Il sistema-paese boccheggia, mal cautelato da un’economia che è coperta troppo corta per poter provvedere a tutto.
Corta quanto si vuole, ma per fortuna elastica e allungabile, se per l’anno 2021 si trovano quasi 25 miliardi di euro per il bilancio della Difesa, ovvero un miliardo e seicento milioni in più, rispetto all’anno scorso.
Arrivando a sfiorare l’1% del Pil, percentuale mai raggiunta negli ultimi dieci anni. Creando addirittura un apposito Fondo Pluriennale per gli investimenti nella Difesa, del valore di circa 10 miliardi di euro, spalmati in un quindicennio.
A cui vanno aggiunti i tradizionali fondi del MiSE (Ministero dello Sviluppo Economico) puntuali e affettuosi come i doni di Babbo Natale. Altri 2,8 miliardi per l’anno in corso.
Congruo ristoro per la nostra industria bellica, per altro nemmeno sfiorata dai provvedimenti di lockdown.
Ma come, diranno i soliti panciafichisti, mancano i vaccini, i posti letti in rianimazione, il personale negli ospedali e questi vanno a spendere vagonate di miliardi? Per bombardare i pollai del nord-est?
Tacete o stolti, che il Nemico vi ascolta!
Nubi minacciose s’apprestano all’orizzonte e non sempre è disponibile, tra le pieghe della Storia, un Badoglio, un Persano, un Ramorino che s’addossi ogni colpa della disfatta, assolvendo il sistema-paese e sgravandone la coscienza.
Può darsi che, mirabile dictu, qualcuna delle battaglie future si sia costretti addirittura a vincerla, infrangendo così una lunga e onorata tradizione.
Estote parati, dunque. Si vis pacem para bellum.
Meglio l’uovo oggi che la gallina domani.
Periscano tutti i pollai, purché la Patria viva!
Com’ebbe a dire uno che di sconfitte se ne intendeva.
Plaudiamo quindi all’Operazione Omelette, consumata sugli altipiani del Friuli, sacro topos dell’identità nazionale e al rinnovato riarmo del paese.
Basta con i piagnistei, i ristori a pioggia, le spese sanitarie, la messa in sicurezza del territorio, i macchinari per la rianimazione.
Armi ci vogliono. Freddo acciaio che imponga ai tempi la volontà dello spirito.
Per gettare oltre l’ostacolo il cuore, o qualsivoglia organo impari.

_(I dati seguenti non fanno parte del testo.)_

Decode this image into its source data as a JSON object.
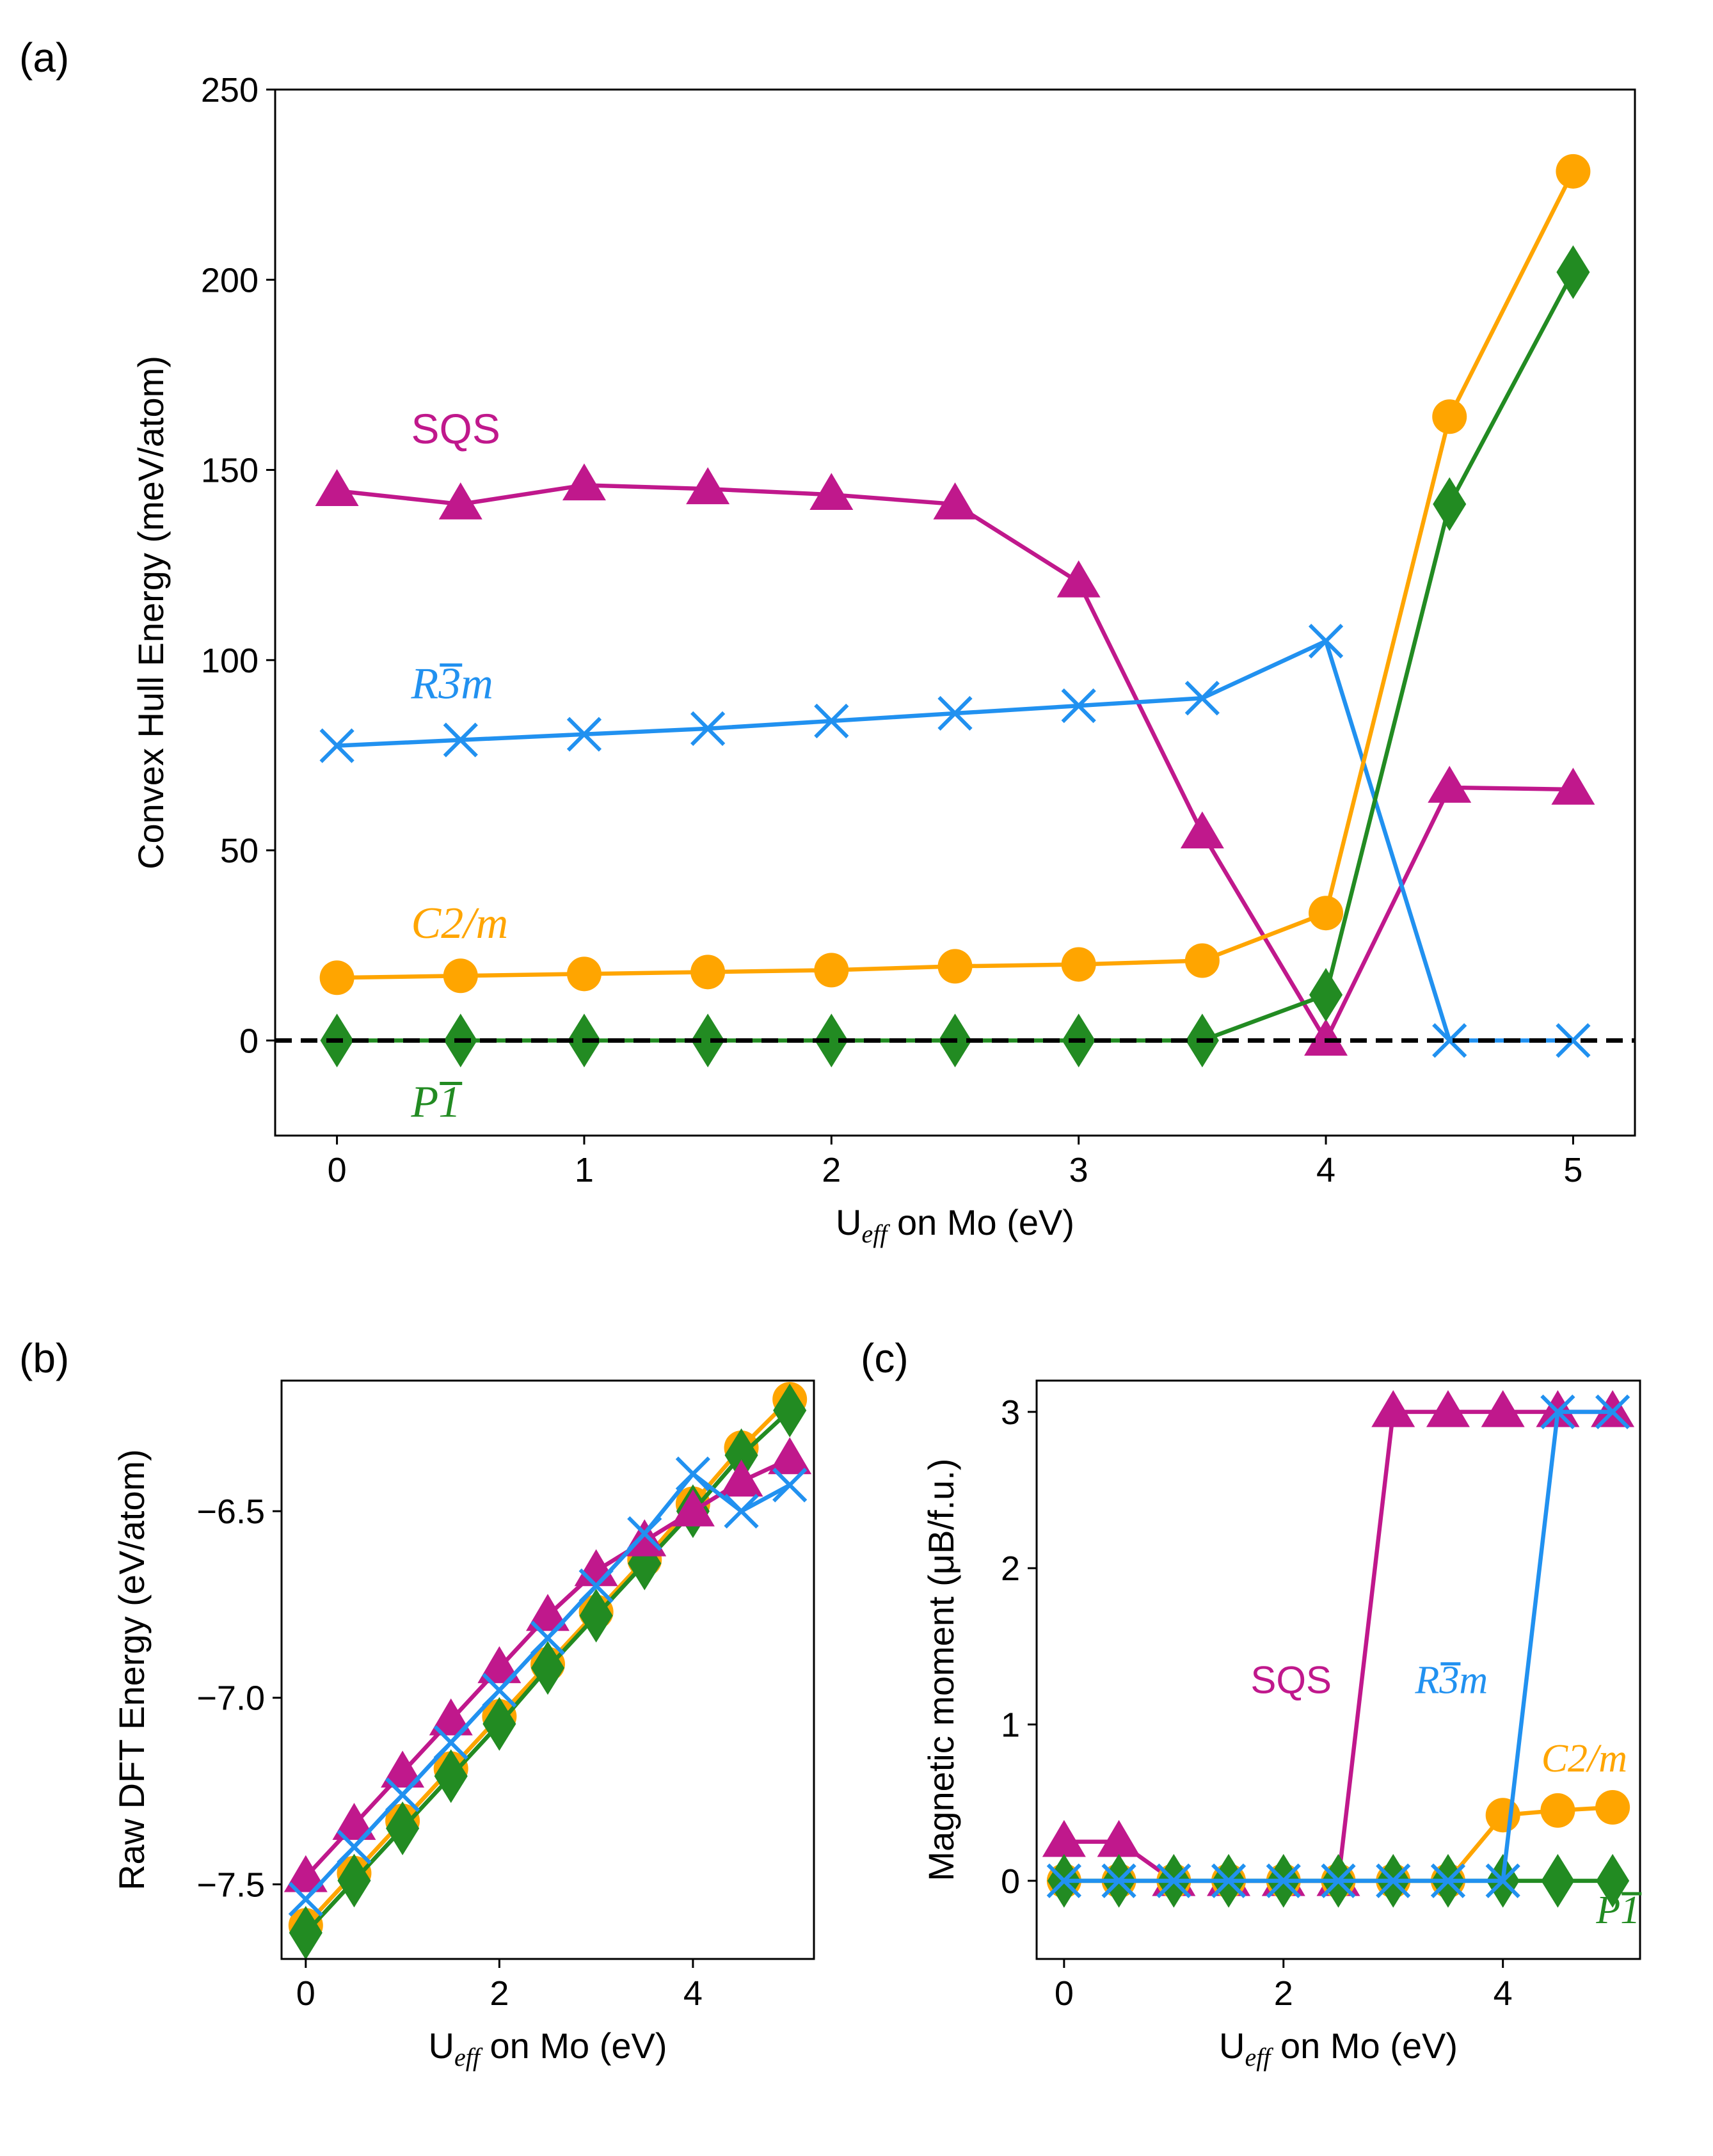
{
  "colors": {
    "SQS": "#c0188c",
    "R3m": "#2191f0",
    "C2m": "#ffa500",
    "P1": "#228b22",
    "hull_line": "#000000"
  },
  "chart_data": [
    {
      "id": "a",
      "type": "line",
      "panel_label": "(a)",
      "xlabel": {
        "main": "U",
        "sub": "eff",
        "rest": " on Mo (eV)"
      },
      "ylabel": "Convex Hull Energy (meV/atom)",
      "xlim": [
        -0.25,
        5.25
      ],
      "ylim": [
        -25,
        250
      ],
      "xticks": [
        0,
        1,
        2,
        3,
        4,
        5
      ],
      "yticks": [
        0,
        50,
        100,
        150,
        200,
        250
      ],
      "hline": {
        "y": 0,
        "style": "dashed"
      },
      "x": [
        0,
        0.5,
        1,
        1.5,
        2,
        2.5,
        3,
        3.5,
        4,
        4.5,
        5
      ],
      "series": [
        {
          "key": "SQS",
          "name": "SQS",
          "marker": "triangle",
          "values": [
            144.5,
            141,
            146,
            145,
            143.5,
            141,
            120.5,
            54.5,
            0,
            66.5,
            66
          ]
        },
        {
          "key": "R3m",
          "name": "R3m",
          "marker": "x",
          "values": [
            77.5,
            79,
            80.5,
            82,
            84,
            86,
            88,
            90,
            105,
            0,
            0
          ]
        },
        {
          "key": "C2m",
          "name": "C2/m",
          "marker": "circle",
          "values": [
            16.5,
            17,
            17.5,
            18,
            18.5,
            19.5,
            20,
            21,
            33.5,
            164,
            228.5
          ]
        },
        {
          "key": "P1",
          "name": "P1",
          "marker": "diamond",
          "values": [
            0,
            0,
            0,
            0,
            0,
            0,
            0,
            0,
            12,
            141,
            202
          ]
        }
      ],
      "labels": [
        {
          "series": "SQS",
          "text": "SQS",
          "style": "plain",
          "x": 0.3,
          "y": 157
        },
        {
          "series": "R3m",
          "text": "R3m",
          "style": "italic-bar",
          "x": 0.3,
          "y": 90
        },
        {
          "series": "C2m",
          "text": "C2/m",
          "style": "italic",
          "x": 0.3,
          "y": 27
        },
        {
          "series": "P1",
          "text": "P1",
          "style": "italic-bar",
          "x": 0.3,
          "y": -20
        }
      ]
    },
    {
      "id": "b",
      "type": "line",
      "panel_label": "(b)",
      "xlabel": {
        "main": "U",
        "sub": "eff",
        "rest": " on Mo (eV)"
      },
      "ylabel": "Raw DFT Energy (eV/atom)",
      "xlim": [
        -0.25,
        5.25
      ],
      "ylim": [
        -7.7,
        -6.15
      ],
      "xticks": [
        0,
        2,
        4
      ],
      "yticks": [
        -7.5,
        -7.0,
        -6.5
      ],
      "ytick_labels": [
        "−7.5",
        "−7.0",
        "−6.5"
      ],
      "x": [
        0,
        0.5,
        1,
        1.5,
        2,
        2.5,
        3,
        3.5,
        4,
        4.5,
        5
      ],
      "series": [
        {
          "key": "C2m",
          "name": "C2/m",
          "marker": "circle",
          "values": [
            -7.61,
            -7.47,
            -7.33,
            -7.19,
            -7.05,
            -6.91,
            -6.77,
            -6.63,
            -6.48,
            -6.33,
            -6.2
          ]
        },
        {
          "key": "P1",
          "name": "P1",
          "marker": "diamond",
          "values": [
            -7.63,
            -7.49,
            -7.35,
            -7.21,
            -7.07,
            -6.92,
            -6.78,
            -6.64,
            -6.5,
            -6.35,
            -6.23
          ]
        },
        {
          "key": "SQS",
          "name": "SQS",
          "marker": "triangle",
          "values": [
            -7.48,
            -7.34,
            -7.2,
            -7.06,
            -6.92,
            -6.78,
            -6.66,
            -6.58,
            -6.5,
            -6.42,
            -6.36
          ]
        },
        {
          "key": "R3m",
          "name": "R3m",
          "marker": "x",
          "values": [
            -7.54,
            -7.4,
            -7.26,
            -7.12,
            -6.98,
            -6.84,
            -6.7,
            -6.56,
            -6.4,
            -6.5,
            -6.43
          ]
        }
      ]
    },
    {
      "id": "c",
      "type": "line",
      "panel_label": "(c)",
      "xlabel": {
        "main": "U",
        "sub": "eff",
        "rest": " on Mo (eV)"
      },
      "ylabel": "Magnetic moment (μB/f.u.)",
      "xlim": [
        -0.25,
        5.25
      ],
      "ylim": [
        -0.5,
        3.2
      ],
      "xticks": [
        0,
        2,
        4
      ],
      "yticks": [
        0,
        1,
        2,
        3
      ],
      "x": [
        0,
        0.5,
        1,
        1.5,
        2,
        2.5,
        3,
        3.5,
        4,
        4.5,
        5
      ],
      "series": [
        {
          "key": "SQS",
          "name": "SQS",
          "marker": "triangle",
          "values": [
            0.25,
            0.25,
            0,
            0,
            0,
            0,
            3,
            3,
            3,
            3,
            3
          ]
        },
        {
          "key": "C2m",
          "name": "C2/m",
          "marker": "circle",
          "values": [
            0,
            0,
            0,
            0,
            0,
            0,
            0,
            0,
            0.42,
            0.45,
            0.47
          ]
        },
        {
          "key": "P1",
          "name": "P1",
          "marker": "diamond",
          "values": [
            0,
            0,
            0,
            0,
            0,
            0,
            0,
            0,
            0,
            0,
            0
          ]
        },
        {
          "key": "R3m",
          "name": "R3m",
          "marker": "x",
          "values": [
            0,
            0,
            0,
            0,
            0,
            0,
            0,
            0,
            0,
            3,
            3
          ]
        }
      ],
      "labels": [
        {
          "series": "SQS",
          "text": "SQS",
          "style": "plain",
          "x": 1.7,
          "y": 1.2
        },
        {
          "series": "R3m",
          "text": "R3m",
          "style": "italic-bar",
          "x": 3.2,
          "y": 1.2
        },
        {
          "series": "C2m",
          "text": "C2/m",
          "style": "italic",
          "x": 4.35,
          "y": 0.7
        },
        {
          "series": "P1",
          "text": "P1",
          "style": "italic-bar",
          "x": 4.85,
          "y": -0.27
        }
      ]
    }
  ]
}
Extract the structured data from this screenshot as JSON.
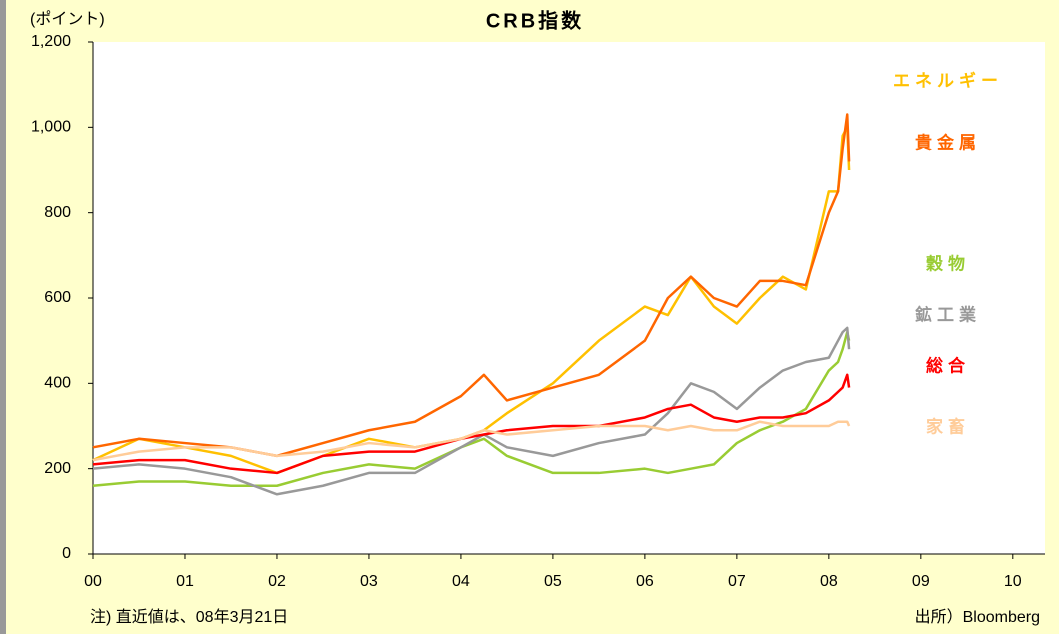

Un cinico blu come Giovanni Giolitti spiegava certe carenze del nostro apparato militare, con l’abitudine nelle famiglie italiane di spedire all’Accademia i figli discoli o i deficienti.
Episodi come quello di Pordenone, con l’insito e lucido machiavellismo già spiegato, ci dicono che, per fortuna, non è più così.
Nome in codice: omelette (I cannoni di Pordenone)
Ricetta del giorno
Pollo all’Ariete
Costruire un piccolo pollaio.
Inserire all’interno un pollo in a.b.s. (apparente buona salute)
Salare e pepare il pennuto q.b. (quanto basta)
Irrorare con abbondante olio EVO (ExtraVergine d’Oliva)
Spargere al suolo un trito di cipolla, carota e sedano.
Se gradita, aggiunger qualche fogliuzza di alloro.
Procurarsi un carro armato del tipo Ariete Fiat-Iveco-Oto Melara.
Raggiungere, alla guida dello stesso, le vicinanze del suddetto pollaio.
Caricare nella volata del pezzo un proiettile da 120 mm del tipo Heat (High Explosive Anti-Tank)
Bombardare accuratamente lo stabile fino a completa deflagrazione.